If you are using a workload manager to run HPC-Annotator, the following process management tools can be useful.

Monitoring and error checking

During the computation, its status can be monitored via the script monitor.sh.

./monitor.sh

It will return a table like this (in case you're using Slurm):

JOBID PARTITION NAME USER STATE TIME TIME_LIMIT NODES NODELIST(REASON)
7032348 g100_all_serial PA_proc-control larcioni RUNNING 0:04 4:00:00 1 login10
7032347 g100_usr_prod PA_proc-3 larcioni PENDING 0:00 4:00:00 1 (Priority)
7032346 g100_usr_prod PA_proc-2 larcioni PENDING 0:00 4:00:00 1 (Priority)
7032345 g100_usr_prod PA_proc-0 larcioni PENDING 0:00 4:00:00 1 (Priority)
7032344 g100_usr_prod PA_proc-4 larcioni RUNNING 56:30 4:00:00 1 Node2
7032343 g100_usr_prod PA_proc-1 larcioni RUNNING 1:54:43 4:00:00 1 Node1

It will not return the estimated end-of-calculation time as it cannot be determined a priori (because it depends on the system's workload).

There is also a useful built-in tool for error checking that tests the input sequences, the partial inputs and outputs file and the final output, in this way we are sure that all input sequences were analysed.

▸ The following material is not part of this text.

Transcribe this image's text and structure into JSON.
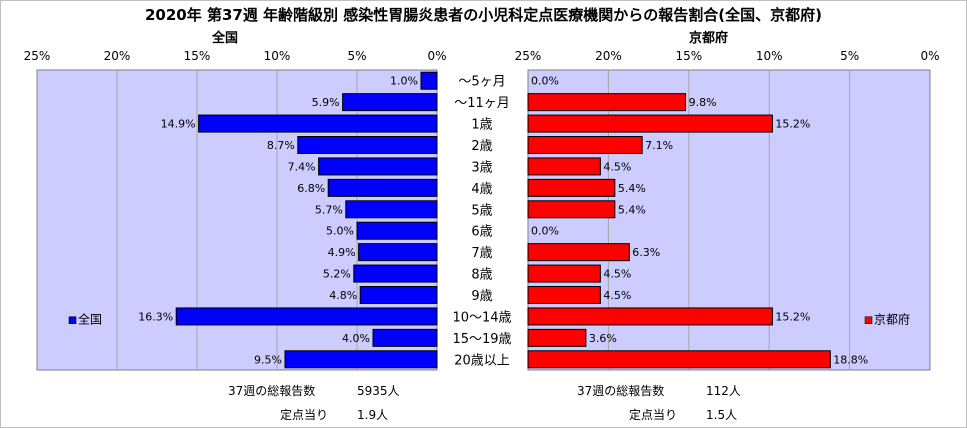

An other useful script allows to check for Slurm errors, it also allows processes that resulted in an error to be re-executed. For example, if you want to change the execution time to all partial scripts and re-execute them, simply give the following commands:

find . -name script.sh -exec sed -i "s/#SBATCH --time=3:00:00/#SBATCH --time=5:00:00/" {} \;
./slurm_error_checker.sh

Abort the computation

It is possible to cancel the entire computation by terminating all processes through the script cancel.sh.

./cancel.sh